Dinsizlik Batı’nın yükselen sınıfları için ne kadar hayırlıysa bizim için o kadar meşumdur; onlar için ilerleyiş, bizim için çözülüşü ifade eder’

Yazının burasından itibaren Cemil Meriç’ten bağımsız bir bağlantı kurmak istiyorum haddim olmayarak! İddiaya göre bizi dinsizleştirmek isteyen bir Batı dünyası var. Bu iddia birçok Türk düşünür tarafından geçmişten günümüze hep dile getirilmiştir. Peki; Batı Türkiye’nin gerçekten ilerlemesini ister mi? Çoğunluğumuz buna hayır cevabını verebiliriz.

Batı her alanda seküler yaşam tarzının kendilerini geliştirdiğini bunu Doğu toplumlarının da yapması gerektiğini belirtirken gerçekten Doğu’nun veya özelde Türkiye’nin gelişmesini istiyor oldukları için mi dile getiriyorlar?

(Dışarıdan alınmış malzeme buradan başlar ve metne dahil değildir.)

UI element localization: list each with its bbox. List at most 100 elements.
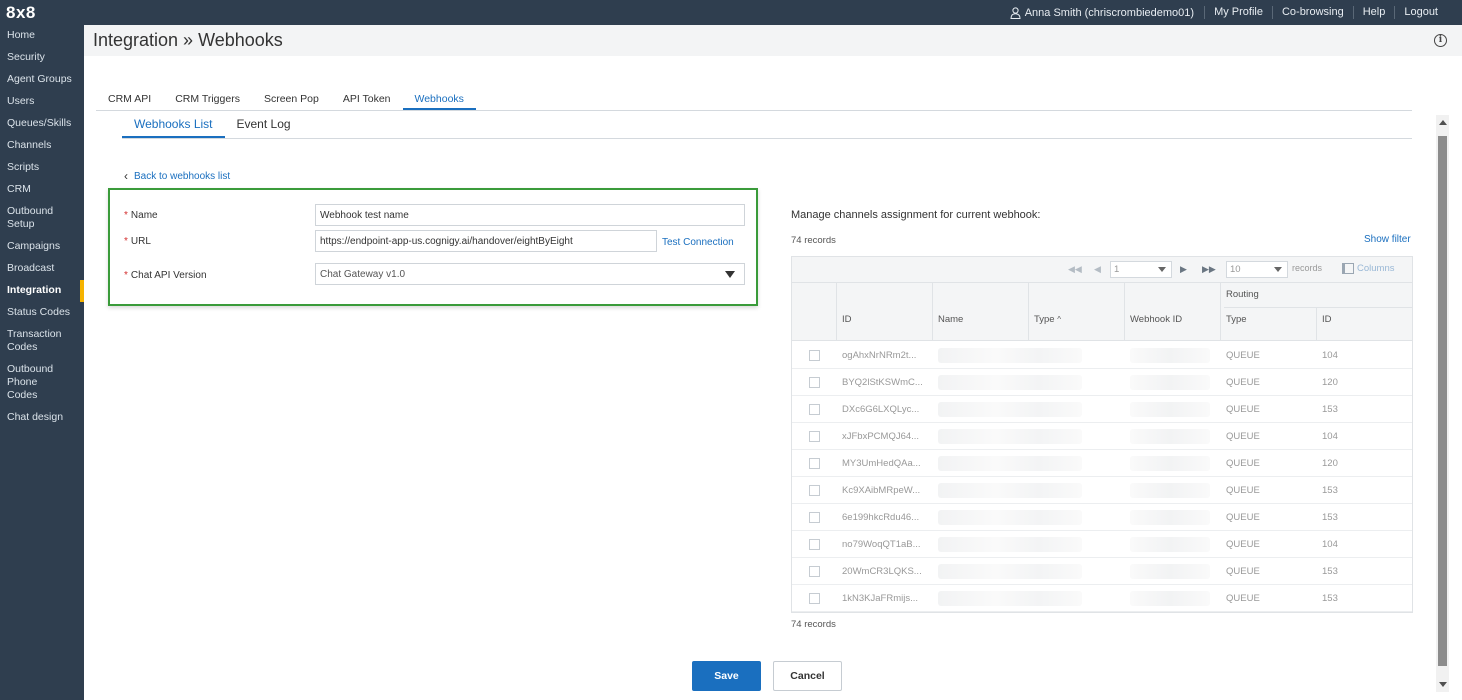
sidebar-item-security[interactable]: Security <box>0 47 84 69</box>
back-to-webhooks-link[interactable]: ‹ Back to webhooks list <box>124 169 230 183</box>
scroll-down-icon[interactable] <box>1439 682 1447 687</box>
sidebar-item-scripts[interactable]: Scripts <box>0 157 84 179</box>
redacted-cell <box>938 402 1082 417</box>
table-row[interactable]: 6e199hkcRdu46... QUEUE 153 <box>792 504 1412 531</box>
sidebar-item-channels[interactable]: Channels <box>0 135 84 157</box>
redacted-cell <box>1130 591 1210 606</box>
cell-routing-type: QUEUE <box>1226 566 1260 577</box>
records-count-top: 74 records <box>791 235 836 246</box>
next-page-icon[interactable]: ▶ <box>1180 264 1187 275</box>
cell-id: no79WoqQT1aB... <box>842 539 921 550</box>
sidebar-item-chat-design[interactable]: Chat design <box>0 407 84 429</box>
row-checkbox[interactable] <box>809 350 820 361</box>
header-id[interactable]: ID <box>842 314 852 325</box>
routing-divider <box>1224 307 1412 308</box>
sidebar-item-queues-skills[interactable]: Queues/Skills <box>0 113 84 135</box>
cell-routing-type: QUEUE <box>1226 458 1260 469</box>
row-checkbox[interactable] <box>809 377 820 388</box>
page-size-select[interactable]: 10 <box>1226 261 1288 278</box>
help-link[interactable]: Help <box>1352 6 1395 19</box>
table-row[interactable]: ogAhxNrNRm2t... QUEUE 104 <box>792 342 1412 369</box>
table-row[interactable]: xJFbxPCMQJ64... QUEUE 104 <box>792 423 1412 450</box>
row-checkbox[interactable] <box>809 539 820 550</box>
sidebar-item-crm[interactable]: CRM <box>0 179 84 201</box>
tab-screen-pop[interactable]: Screen Pop <box>252 90 331 110</box>
sidebar-item-outbound-phone-codes[interactable]: Outbound Phone Codes <box>0 359 76 407</box>
cell-routing-id: 153 <box>1322 593 1338 604</box>
row-checkbox[interactable] <box>809 404 820 415</box>
url-input[interactable]: https://endpoint-app-us.cognigy.ai/hando… <box>315 230 657 252</box>
cell-id: xJFbxPCMQJ64... <box>842 431 920 442</box>
scroll-up-icon[interactable] <box>1439 120 1447 125</box>
row-checkbox[interactable] <box>809 593 820 604</box>
tab-webhooks[interactable]: Webhooks <box>402 90 476 110</box>
table-row[interactable]: 1kN3KJaFRmijs... QUEUE 153 <box>792 585 1412 612</box>
redacted-cell <box>938 483 1082 498</box>
tab-api-token[interactable]: API Token <box>331 90 403 110</box>
name-label: Name <box>130 210 158 221</box>
vertical-scrollbar[interactable] <box>1436 115 1449 692</box>
sidebar: Home Security Agent Groups Users Queues/… <box>0 25 84 700</box>
show-filter-link[interactable]: Show filter <box>1364 234 1411 245</box>
redacted-cell <box>938 510 1082 525</box>
header-webhook-id[interactable]: Webhook ID <box>1130 314 1182 325</box>
test-connection-button[interactable]: Test Connection <box>662 237 734 248</box>
chat-api-version-select[interactable]: Chat Gateway v1.0 <box>315 263 745 285</box>
table-row[interactable]: no79WoqQT1aB... QUEUE 104 <box>792 531 1412 558</box>
cell-routing-id: 153 <box>1322 512 1338 523</box>
sidebar-item-campaigns[interactable]: Campaigns <box>0 236 84 258</box>
table-row[interactable]: DXc6G6LXQLyc... QUEUE 153 <box>792 396 1412 423</box>
my-profile-link[interactable]: My Profile <box>1204 6 1272 19</box>
page-title: Integration » Webhooks <box>93 30 283 50</box>
sidebar-item-status-codes[interactable]: Status Codes <box>0 302 84 324</box>
row-checkbox[interactable] <box>809 431 820 442</box>
table-row[interactable]: MY3UmHedQAa... QUEUE 120 <box>792 450 1412 477</box>
sort-up-icon: ^ <box>1057 315 1062 324</box>
subtab-webhooks-list[interactable]: Webhooks List <box>122 113 225 138</box>
manage-channels-title: Manage channels assignment for current w… <box>791 209 1041 221</box>
redacted-cell <box>1130 429 1210 444</box>
row-checkbox[interactable] <box>809 458 820 469</box>
page-select[interactable]: 1 <box>1110 261 1172 278</box>
row-checkbox[interactable] <box>809 512 820 523</box>
header-routing-id[interactable]: ID <box>1322 314 1332 325</box>
user-menu[interactable]: Anna Smith (chriscrombiedemo01) <box>1010 7 1204 19</box>
tab-crm-api[interactable]: CRM API <box>96 90 163 110</box>
name-input[interactable]: Webhook test name <box>315 204 745 226</box>
sidebar-item-users[interactable]: Users <box>0 91 84 113</box>
row-checkbox[interactable] <box>809 566 820 577</box>
subtab-event-log[interactable]: Event Log <box>225 113 303 138</box>
cancel-button[interactable]: Cancel <box>773 661 842 691</box>
sidebar-item-integration[interactable]: Integration <box>0 280 84 302</box>
logout-link[interactable]: Logout <box>1394 6 1462 19</box>
scroll-thumb[interactable] <box>1438 136 1447 666</box>
cell-id: BYQ2lStKSWmC... <box>842 377 923 388</box>
tab-crm-triggers[interactable]: CRM Triggers <box>163 90 252 110</box>
user-icon <box>1010 6 1021 19</box>
row-checkbox[interactable] <box>809 485 820 496</box>
prev-page-icon[interactable]: ◀ <box>1094 264 1101 275</box>
save-button[interactable]: Save <box>692 661 761 691</box>
header-type[interactable]: Type ^ <box>1034 314 1061 325</box>
table-row[interactable]: Kc9XAibMRpeW... QUEUE 153 <box>792 477 1412 504</box>
table-row[interactable]: BYQ2lStKSWmC... QUEUE 120 <box>792 369 1412 396</box>
columns-button[interactable]: Columns <box>1342 263 1395 274</box>
brand-logo: 8x8 <box>6 3 36 22</box>
sidebar-item-broadcast[interactable]: Broadcast <box>0 258 84 280</box>
back-link-label: Back to webhooks list <box>134 170 231 182</box>
first-page-icon[interactable]: ◀◀ <box>1068 264 1082 275</box>
chevron-left-icon: ‹ <box>124 169 128 183</box>
last-page-icon[interactable]: ▶▶ <box>1202 264 1216 275</box>
sidebar-item-outbound-setup[interactable]: Outbound Setup <box>0 201 70 236</box>
header-name[interactable]: Name <box>938 314 963 325</box>
cell-routing-id: 104 <box>1322 539 1338 550</box>
redacted-cell <box>938 564 1082 579</box>
table-row[interactable]: 20WmCR3LQKS... QUEUE 153 <box>792 558 1412 585</box>
sidebar-item-home[interactable]: Home <box>0 25 84 47</box>
co-browsing-link[interactable]: Co-browsing <box>1271 6 1353 19</box>
header-routing-type[interactable]: Type <box>1226 314 1247 325</box>
info-icon[interactable]: i <box>1434 34 1447 47</box>
integration-tabs: CRM API CRM Triggers Screen Pop API Toke… <box>96 90 1412 111</box>
sidebar-item-transaction-codes[interactable]: Transaction Codes <box>0 324 70 359</box>
sidebar-item-agent-groups[interactable]: Agent Groups <box>0 69 84 91</box>
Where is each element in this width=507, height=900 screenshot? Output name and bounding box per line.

Zannedersem ‘obskürantizm’ burada açığa çıkıyor; Batı ‘Bilmesinlercilik’ düşüncesini burada gizliyor olabilir mi? Nedir o? Dinsizlik Batı için gelişmedir ama Türkiye için çözülmedir, bunu Batı dünyası olarak biliyoruz ama onlar bizi örnek alarak gelişeceklerini zannetsinler diye bir düşünceye sahip olabilirler mi? Hakikaten biz neyi örnek alsaydık gelişebilirdik? Batı’yı örnek aldıysak neden onların seviyesine şu an ulaşamadık?

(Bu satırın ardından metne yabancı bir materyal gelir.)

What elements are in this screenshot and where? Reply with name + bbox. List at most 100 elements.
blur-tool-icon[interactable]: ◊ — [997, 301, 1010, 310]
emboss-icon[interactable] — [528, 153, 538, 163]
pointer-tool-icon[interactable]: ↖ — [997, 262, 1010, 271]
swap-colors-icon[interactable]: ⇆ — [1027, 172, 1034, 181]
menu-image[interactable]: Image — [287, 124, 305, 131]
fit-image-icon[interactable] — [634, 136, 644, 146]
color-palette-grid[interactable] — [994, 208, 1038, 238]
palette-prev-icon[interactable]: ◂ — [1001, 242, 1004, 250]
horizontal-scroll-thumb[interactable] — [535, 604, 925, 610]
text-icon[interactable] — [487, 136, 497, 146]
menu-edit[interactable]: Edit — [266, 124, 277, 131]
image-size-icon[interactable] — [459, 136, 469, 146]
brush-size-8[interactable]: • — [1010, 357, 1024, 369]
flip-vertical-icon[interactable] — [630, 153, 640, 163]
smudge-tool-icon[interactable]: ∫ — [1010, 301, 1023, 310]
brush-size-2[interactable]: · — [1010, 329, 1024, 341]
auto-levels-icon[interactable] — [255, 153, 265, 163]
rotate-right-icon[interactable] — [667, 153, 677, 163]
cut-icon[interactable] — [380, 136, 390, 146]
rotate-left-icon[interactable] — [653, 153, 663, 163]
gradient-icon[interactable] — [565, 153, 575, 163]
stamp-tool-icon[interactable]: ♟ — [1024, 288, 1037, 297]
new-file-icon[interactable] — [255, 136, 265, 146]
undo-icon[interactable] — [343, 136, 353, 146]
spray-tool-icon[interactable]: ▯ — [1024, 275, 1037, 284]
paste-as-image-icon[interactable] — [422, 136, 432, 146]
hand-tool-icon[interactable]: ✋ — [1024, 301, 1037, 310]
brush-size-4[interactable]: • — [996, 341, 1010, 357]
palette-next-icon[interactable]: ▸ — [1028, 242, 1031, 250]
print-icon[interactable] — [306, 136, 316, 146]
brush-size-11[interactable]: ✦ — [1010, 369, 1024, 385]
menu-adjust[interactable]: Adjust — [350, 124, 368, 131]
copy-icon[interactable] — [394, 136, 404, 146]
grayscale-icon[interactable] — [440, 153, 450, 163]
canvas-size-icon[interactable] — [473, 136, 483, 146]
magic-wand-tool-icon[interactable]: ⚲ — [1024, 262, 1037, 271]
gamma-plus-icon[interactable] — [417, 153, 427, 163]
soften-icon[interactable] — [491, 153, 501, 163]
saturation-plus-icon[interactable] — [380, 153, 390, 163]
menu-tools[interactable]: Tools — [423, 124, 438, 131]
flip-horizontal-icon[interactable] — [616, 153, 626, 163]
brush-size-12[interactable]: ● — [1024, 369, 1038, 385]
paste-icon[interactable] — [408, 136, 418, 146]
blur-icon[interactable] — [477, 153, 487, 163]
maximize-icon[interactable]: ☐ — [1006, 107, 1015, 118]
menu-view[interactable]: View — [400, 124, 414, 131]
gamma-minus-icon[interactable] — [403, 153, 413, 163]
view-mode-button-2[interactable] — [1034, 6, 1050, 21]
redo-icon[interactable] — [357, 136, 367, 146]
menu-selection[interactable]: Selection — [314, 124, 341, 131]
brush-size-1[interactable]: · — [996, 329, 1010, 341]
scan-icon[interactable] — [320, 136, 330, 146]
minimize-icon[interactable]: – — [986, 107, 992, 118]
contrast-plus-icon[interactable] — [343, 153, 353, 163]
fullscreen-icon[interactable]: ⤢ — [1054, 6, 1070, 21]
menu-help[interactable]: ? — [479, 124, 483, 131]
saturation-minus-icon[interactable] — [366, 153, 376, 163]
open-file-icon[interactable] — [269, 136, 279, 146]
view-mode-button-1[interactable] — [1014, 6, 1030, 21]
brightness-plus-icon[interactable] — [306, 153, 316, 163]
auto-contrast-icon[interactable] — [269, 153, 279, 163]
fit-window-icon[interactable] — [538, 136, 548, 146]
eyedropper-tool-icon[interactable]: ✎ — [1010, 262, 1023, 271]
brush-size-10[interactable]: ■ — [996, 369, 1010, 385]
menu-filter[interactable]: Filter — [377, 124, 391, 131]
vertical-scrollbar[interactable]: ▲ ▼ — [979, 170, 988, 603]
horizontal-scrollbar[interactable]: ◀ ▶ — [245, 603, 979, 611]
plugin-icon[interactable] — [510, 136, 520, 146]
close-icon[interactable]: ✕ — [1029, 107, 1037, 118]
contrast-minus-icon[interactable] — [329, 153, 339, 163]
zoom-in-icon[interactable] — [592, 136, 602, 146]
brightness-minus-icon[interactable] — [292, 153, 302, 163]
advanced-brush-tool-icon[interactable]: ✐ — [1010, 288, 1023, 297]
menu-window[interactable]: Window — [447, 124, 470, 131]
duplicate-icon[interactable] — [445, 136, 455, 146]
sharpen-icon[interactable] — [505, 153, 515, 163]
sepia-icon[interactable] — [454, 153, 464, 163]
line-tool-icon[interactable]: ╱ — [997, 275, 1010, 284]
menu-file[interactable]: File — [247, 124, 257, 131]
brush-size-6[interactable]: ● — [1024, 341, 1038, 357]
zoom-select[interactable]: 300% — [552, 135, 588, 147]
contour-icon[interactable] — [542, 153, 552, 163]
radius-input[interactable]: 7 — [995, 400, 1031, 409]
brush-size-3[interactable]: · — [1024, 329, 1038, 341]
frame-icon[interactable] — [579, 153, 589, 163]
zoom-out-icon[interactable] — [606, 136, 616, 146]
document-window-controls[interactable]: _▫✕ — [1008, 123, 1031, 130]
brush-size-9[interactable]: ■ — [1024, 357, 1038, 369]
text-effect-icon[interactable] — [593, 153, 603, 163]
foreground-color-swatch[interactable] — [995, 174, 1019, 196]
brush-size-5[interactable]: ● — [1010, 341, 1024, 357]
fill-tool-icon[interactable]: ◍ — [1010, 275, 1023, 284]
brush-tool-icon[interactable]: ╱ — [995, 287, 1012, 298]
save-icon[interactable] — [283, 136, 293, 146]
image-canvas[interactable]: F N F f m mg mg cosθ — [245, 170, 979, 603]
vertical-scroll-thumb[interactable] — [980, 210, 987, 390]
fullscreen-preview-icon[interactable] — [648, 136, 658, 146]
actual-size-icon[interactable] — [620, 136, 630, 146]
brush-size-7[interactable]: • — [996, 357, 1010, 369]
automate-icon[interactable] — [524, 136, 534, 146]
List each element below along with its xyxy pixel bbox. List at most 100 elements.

Batı’nın ‘Bilmesinlercilik’ anlayışı ile bizden sakladığı gerçekte ne? Meriç’in dediği gibi Türkiye’nin inaçsızlaşması ile kendilerini yakalayacağımızı düşünmemizi ama aslen çözülmemizi istemesi mi?

Bazıları ne saçmaladın arkadaş diyebilir. Onlara da katılıyorum, biraz saçmalamış olabilirim(!)

[i] Meriç, Cemil. (2016). Bu Ülke. (47. Baskı), İletişim Yayınları. İstanbul.